現在は、1874(明治7)年の「略本暦」に掲載される七十二候がおもに使われています。
二十四節気(2020~21年の日付)
【春】
立春(りっしゅん)......2月4日
雨水(うすい)......2月19日
啓蟄(けいちつ)......3月5日
春分(しゅんぶん)......3月20日
清明(せいめい)......4月4日
穀雨(こくう)......4月19日
【夏】
立夏(りっか)......5月5日
小満(しょうまん)......5月20日
芒種(ぼうしゅ)......6月5日
夏至(げし)......6月21日
小暑(しょうしょ)......7月7日
大暑(たいしょ)......7月22日
【秋】
立秋(りっしゅう)......8月7日
処暑(しょしょ)......8月23日
白露(はくろ)......9月7日
秋分(しゅうぶん)......9月22日
寒露(かんろ)......10月8日
霜降(そうこう)......10月23日
【冬】
立冬(りっとう)......11月7日
小雪(しょうせつ)......11月22日
大雪(たいせつ)......12月7日
冬至(とうじ)......12月21日
小寒(しょうかん)......1月5日
大寒(だいかん)......1月20日
5月、これからの暦を見てみましょう
「蚯蚓出」(みみずいずる)【第二十候】
5月10日~14日ごろ
意味...蚯蚓が地上に這い出る
土を肥やす蚯蚓の目覚め
土の中で冬眠していた蚯蚓(みみず)が、遅い目覚めで這い出してくるころ。蚯蚓は目がないため、「目見えず」が変化したものが語源に。目は見えませんが光を感じる細胞があり、暗がりへ進む性質を持っています。古くから、蚯蚓がいるとよく肥えた土ができるといわれてきました。土の中の微生物を食べ、排出した糞により植物が育ちやすい土質に変えてくれるのです。
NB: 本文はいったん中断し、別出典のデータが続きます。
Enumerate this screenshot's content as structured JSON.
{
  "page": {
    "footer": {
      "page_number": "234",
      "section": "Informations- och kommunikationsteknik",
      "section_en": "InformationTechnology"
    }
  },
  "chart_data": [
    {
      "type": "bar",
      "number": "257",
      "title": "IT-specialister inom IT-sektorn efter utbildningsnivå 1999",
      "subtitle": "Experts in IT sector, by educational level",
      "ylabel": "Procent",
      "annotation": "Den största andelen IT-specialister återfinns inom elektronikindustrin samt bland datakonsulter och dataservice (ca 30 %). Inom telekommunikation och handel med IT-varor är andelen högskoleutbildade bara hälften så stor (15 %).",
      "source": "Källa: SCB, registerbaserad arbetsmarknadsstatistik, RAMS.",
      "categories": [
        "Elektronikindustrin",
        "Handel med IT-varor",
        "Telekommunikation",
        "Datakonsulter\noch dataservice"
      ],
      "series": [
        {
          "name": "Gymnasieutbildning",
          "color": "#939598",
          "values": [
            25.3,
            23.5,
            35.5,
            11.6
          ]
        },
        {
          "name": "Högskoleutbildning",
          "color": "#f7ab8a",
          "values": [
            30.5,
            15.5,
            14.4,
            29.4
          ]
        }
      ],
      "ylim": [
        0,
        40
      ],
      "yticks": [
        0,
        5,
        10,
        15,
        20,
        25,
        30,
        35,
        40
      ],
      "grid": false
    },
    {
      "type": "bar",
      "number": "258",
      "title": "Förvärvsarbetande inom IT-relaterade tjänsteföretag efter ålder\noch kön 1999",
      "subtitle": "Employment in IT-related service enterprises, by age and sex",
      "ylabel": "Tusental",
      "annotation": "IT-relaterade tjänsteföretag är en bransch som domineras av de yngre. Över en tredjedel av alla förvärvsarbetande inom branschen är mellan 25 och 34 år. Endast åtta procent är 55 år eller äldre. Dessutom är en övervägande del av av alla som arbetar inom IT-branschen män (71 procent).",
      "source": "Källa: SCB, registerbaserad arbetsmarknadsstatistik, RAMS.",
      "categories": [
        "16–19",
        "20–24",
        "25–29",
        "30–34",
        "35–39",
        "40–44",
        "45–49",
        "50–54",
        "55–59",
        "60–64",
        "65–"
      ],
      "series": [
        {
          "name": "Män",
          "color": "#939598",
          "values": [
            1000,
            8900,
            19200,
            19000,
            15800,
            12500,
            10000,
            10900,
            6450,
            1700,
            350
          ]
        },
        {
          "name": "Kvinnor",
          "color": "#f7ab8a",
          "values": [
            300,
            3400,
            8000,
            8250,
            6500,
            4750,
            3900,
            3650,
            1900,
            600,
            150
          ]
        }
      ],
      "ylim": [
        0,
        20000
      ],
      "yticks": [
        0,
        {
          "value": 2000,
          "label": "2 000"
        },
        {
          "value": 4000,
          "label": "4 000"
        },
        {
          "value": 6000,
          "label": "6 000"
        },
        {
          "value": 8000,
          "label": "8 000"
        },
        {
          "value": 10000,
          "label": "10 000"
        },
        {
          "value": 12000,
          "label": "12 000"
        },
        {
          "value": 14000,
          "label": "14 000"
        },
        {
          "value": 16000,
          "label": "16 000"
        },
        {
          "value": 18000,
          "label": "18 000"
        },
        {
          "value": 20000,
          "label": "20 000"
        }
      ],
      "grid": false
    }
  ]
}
また、漢方では解熱や気管支を広げて咳を和らげる効能も。
「竹笋生」(たけのこしょうず)【第二十一候】
5月15日~19日ごろ
意味...筍が生えてくる
飛躍の生長を遂げる初夏の筍
筍(たけのこ)が顔を出すころ。「孟宗竹(もうそうちく)」は3月中旬から出回りますが、日本原産の「真竹(まだけ)」は5、6月が旬です。筍は生長が早く、一晩で一節伸びるとも。そこから「筍の親優(まさ)り」といい、子どもが親より優れていることをたとえることわざも生まれました。また、この時季には雨が降ると次々に筍が生えてきます。転じて似たようなことが一斉に続くことを「雨後(うご)の筍」といいます。
「小満」(しょうまん)【節気】
2020年は5月20日
日を追うごとに気温も高くなり、万物が次第に長じて天地に満ち始める時季。本来は麦の穂が実り始め、ほっとひと安心(少し満足)という意味から「小満」といいます。新緑も万緑へと移り変わるころ。「緑」という語は、もともと色名ではなく瑞々しさを表す言葉で、それが転じて新芽の色を示すようになりました。萌え出たばかりのやわらかな新芽は萌黄(もえぎ)色、草は若草色、稲は若苗色。それが若葉色、若緑、苗色へと野山にグラデーションを描きます。
「蚕起食桑」(かいこおきてくわをはむ)【第二十二候】
5月20日~25日ごろ
意味...蚕が桑の葉を食べ始める
繭を作るため桑の葉を食む
古来より蚕(かいこ)は「お蚕様」と呼ばれるほど、繭(まゆ)からとれる絹糸は人々の生活を支える貴重な収入源でした。何千年も前から人に飼育されてきたため、人間の保護の元でしか生きられなくなった虫といわれます。ちょうどこの時季にあたる旧暦4月は、蚕の餌である桑の葉を集めることから「木の葉採り月」という別名も。かつては日本のいたるところに桑畑が見られ、桑の新芽が出たころに蚕がちょうど孵化(ふか)するよう調節されてきたといわれます。
「紅花栄」(べにばなさかう)【第二十三候】
5月26日~30日ごろ
意味...紅花が盛んに咲く
染料に重宝される鮮やかな紅花
古代エジプト時代から染料として利用されていた紅花。中国の呉ごを経て日本に伝来した藍(染料)であることから、「呉藍(くれのあい)」が転じて紅(くれない)に。染料にするには咲き始めがよいので、こまめに外側から摘んでいきます。そこから別名「末摘花(すえつむはな)」とも呼ばれました。花そのものは黄色ですが、水にさらしては何度も乾燥させながら紅色にします。これが口紅や衣装などの染料に、種を搾って採れる紅花油は食用油やマーガリンの原料になります。